7 Practical block ciphers. Principles: s/p- and Feistel networks (5.1-5.2)
- - - - - - - - - - - - - - - - - - - - - -- - - - - - - - - - - - -- - - -

We now describe how pseudorandom functions and block ciphers are
practically constructed. The constructions given do not ensure the
pseudorandom property, and in fact do not even fit into the asymptotic
paradigm since the blocklength is typically fixed. Their design is
guided by heuristic principles and the practical evidence that so far
no attacks have been found.  As already mentioned, there are other,
less efficient constructions that merely require the existence of a
PRG, but again, the latter has not yet been shown to exist
unconditionally.

In this section, a block cipher (of key length n and block length l)
thus is simply a function F:{0,1}^n x {0,1}^l -> {0,1}^l such that F_k
given by F_k(m)=F(k,m) is invertible (a permutation) for each k.

Claude Shannon formulated two important principles guiding the design
of block ciphers:

Confusion: statistical regularities in the plaintexts, e.g. letter
frequencies or frequencies of n-grams should not show up in the
ciphertext.

Diffusion: changing one bit of the plaintext should (on average)
change a large proportion, e.g. one half of the bits in the
ciphertext.

These principles are not rigorously defined and should be seen rather
as guidelines. The following procedure shows intuitively how they
could be observed.

Let us say that the key comprises 16 byte-substitutions f_1, ... f_16
: {0,1}^8->{0,1}^8, e.g. various shifts or other operations. So k =
(f_1,..,f_16). A first attempt at constructing a block cipher of
length 128 would be as follows:

F_k(x) = f_1(x_1) ... f_16(x_16)

where x is decomposed into 16 consecutive 8-bit blocks (bytes) x_1
.. x_16.


This introduces confusion because each byte is subjected to a
different permutation. However, the cipher still has insufficient
diffusion since x1 only influences the first byte of the ciphertext
etc.
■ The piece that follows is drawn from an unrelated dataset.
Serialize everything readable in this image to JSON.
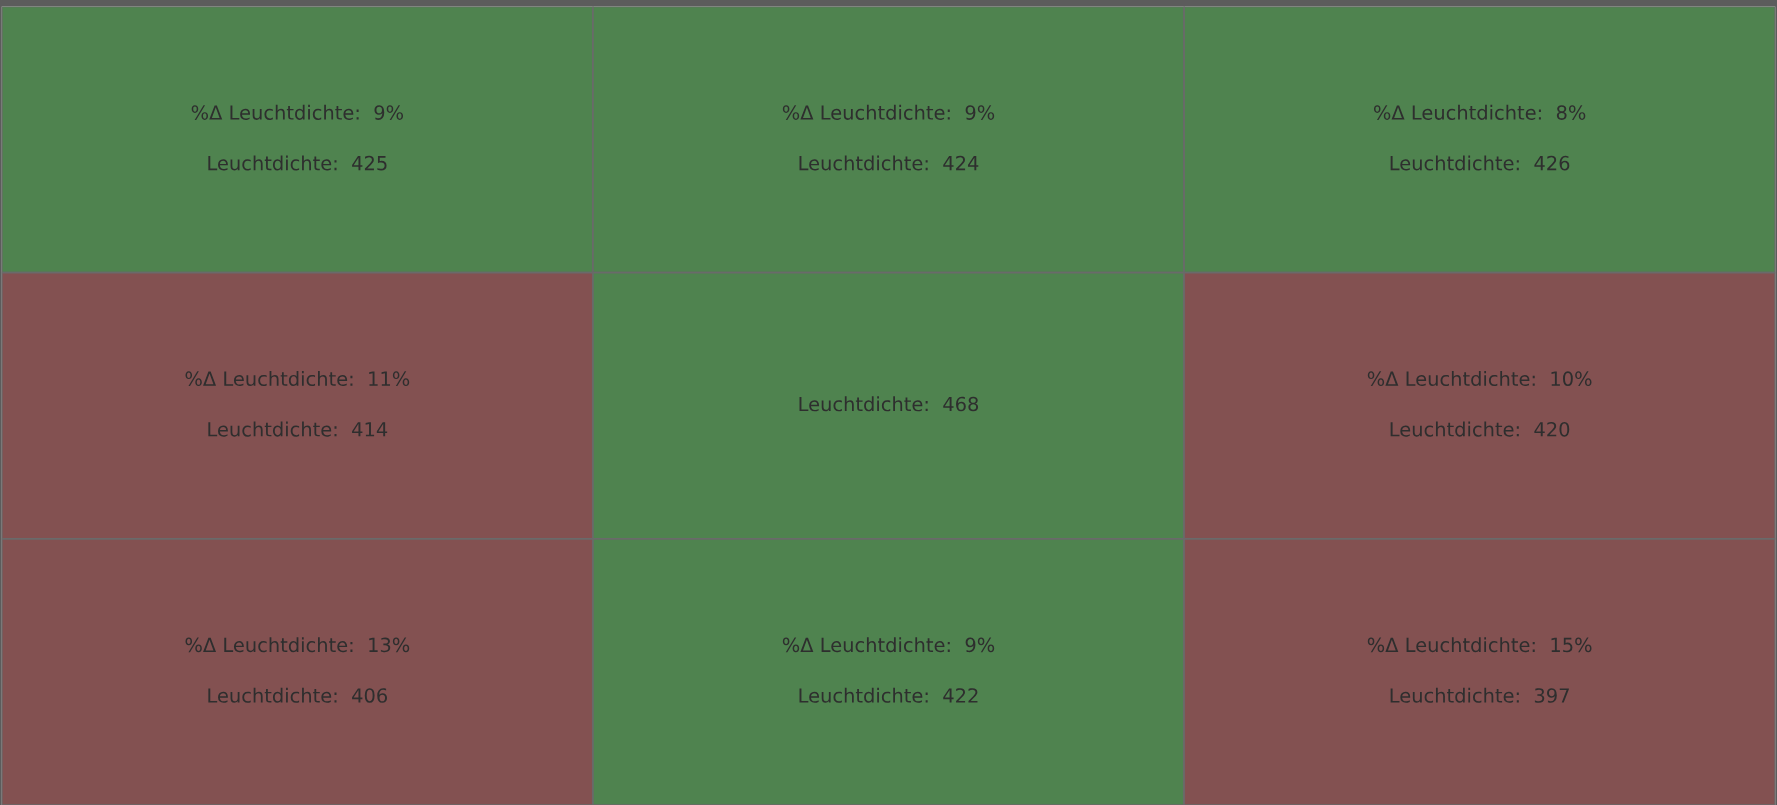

This lack of diffusion implies in particular that with chosen
plaintexts we can learn parts of the value tables of individual key
substitutions. 

To remedy this, we subject the individual bits of the ciphertext to
some global, known permutation P:{1..128}->{1..128} of the positions
and repeat this entire procedure several times ("rounds"). After a few
rounds a large degree of diffusion will be reached ("avalanche
effect") provided that the permutation mixes across block boundaries
and that the substitutions in themselves already achieve a certain
degree of diffusion in the sense that each input bit influences
several output bits and vice versa.

The substitutions and permutations used in each round need not always
be the same which then leads to the following general pattern.
Repeatedly break the text into equal size blocks, e.g. bytes which are
subjected to individual substitutions. Afterwards, the bits are
shuffled across the entire text using a permutation of the
positions. The key determines the substitutions and permutations being
used. Some of them may be independent of the key.


S/P-networks
- - - - - - -

A substitution-permutation network (S/P-network) implements this idea
in principle, however, neither the substitutions f_i, nor the
permutations on positions depend on the key but are rather fixed
upfront. In this way, confusion and diffusion are maintained, but of
course key dependency needs to be introduced one way or another. This
happens by XOR-ing the intermediate results with parts of or a known
function of the key. The key itself is often called *master key* and
the portions of it used as XOR-masks in the different rounds are known
as *key schedule*. The substitution functions being used are commonly
known as *S-boxes*. The permutations on positions are called *mixing
permutations*. Thus, in an S/P-network the message is repeatedly
subjected to the following three steps:

a) XOR-ing with keys derived from the master key through a key schedule
b) blockwise application of the S-boxes
c) global application of a mixing permutation

There are a number of principles to be followed when designing an
S/P-network.

1. The S-boxes used *should be invertible* for otherwise one would not
obtain an invertible cipher in the end.

2. The S-boxes *should not be linear* functions in the sense of XOR
for then the entire cipher would be a linear function which opens it
up to a variety of attacks based on solving linear equations, see
below. In fact they should not even be close to linear functions in
the sense of Hamming distance. 

3. The S-boxes should implement the *avalanche effect*. Changing one
bit in the input changes at least two bits in the output no matter
what the other bits are set to. In addition, the mixing permutations
should spread the output bits of any given S-box, i.e. in one block to
different S-boxes, i.e. blocks in the next round.

It is not hard to see that after a modest (polynomial in the message)
number of rounds these design principles ensure sufficient diffusion
because after each round the number of bits affected by a single bit
flip in the input roughly doubles.


Attacks against badly designed S/P-networks
- - - - - - - - - - - - - -- - - - - - - - -

Suppose we have an S/P-network with only one round. Given a plaintext
m and a ciphertext c we can then work out the key as follows. Undoing
the (known!) mixing permutation and the S-boxes yields c' := m+k from
which we retrieve k by adding m since m+k+m = k.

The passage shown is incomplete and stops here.